Un scénario de famine catastrophique se dessine dans la bande de Gaza et des mesures urgentes sont nécessaires pour éviter une hécatombe, a averti mardi le Cadre intégré de classification de la sécurité alimentaire (IPC), un organe de surveillance de la faim dans le monde, alors que plus de 60.000 Palestiniens sont morts depuis le début de la guerre.

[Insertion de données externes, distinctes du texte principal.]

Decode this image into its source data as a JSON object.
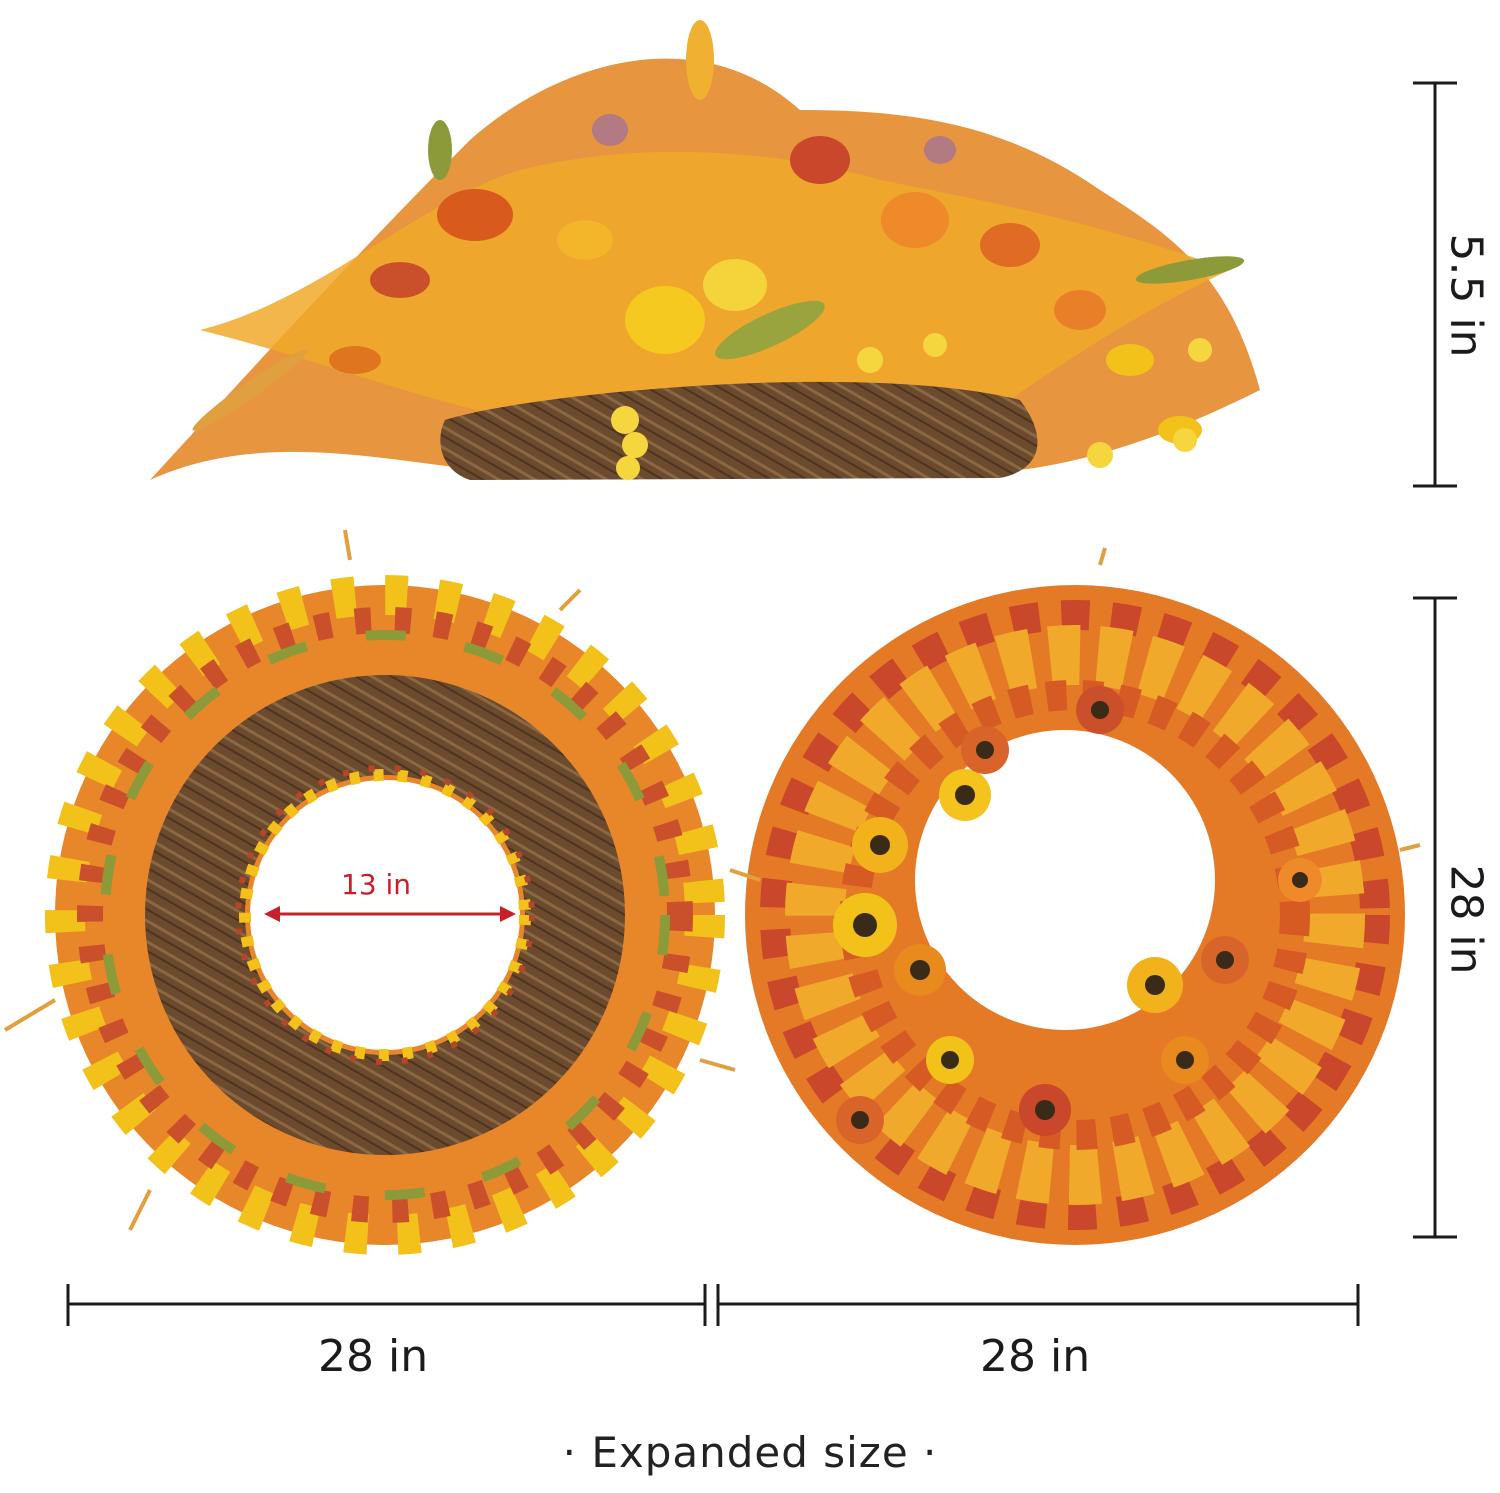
{
  "image": {
    "subject": "autumn-wreath-product-dimensions",
    "colors": {
      "background": "#ffffff",
      "dimension_line": "#1b1b1b",
      "inner_arrow": "#c8202a",
      "vine": "#6b4a2e",
      "orange": "#e0751f",
      "yellow": "#f2c21b",
      "rust": "#b4462a",
      "leaf_green": "#8c9a3a",
      "mauve": "#b27a82"
    }
  },
  "dimensions": {
    "top_height": "5.5 in",
    "right_height": "28 in",
    "left_width": "28 in",
    "right_width": "28 in",
    "inner_diameter": "13 in"
  },
  "caption": {
    "text": "Expanded size",
    "bullet_left": "·",
    "bullet_right": "·"
  }
}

Face aux critiques internationales croissantes concernant la situation humanitaire à Gaza, qui s'enfonce dans la famine selon les organisations présentes sur le terrain, Israël a annoncé ce week-end la mise en place de mesures visant à faciliter l'accès à l'aide, dont des "pauses" de ses opérations militaires.

Toutefois, le Programme alimentaire mondial (Pam) a déclaré mardi qu'il n'avait pas obtenu les autorisations nécessaires pour acheminer suffisamment d'aide depuis que l'armée a entamé ces "pauses humanitaires" dimanche.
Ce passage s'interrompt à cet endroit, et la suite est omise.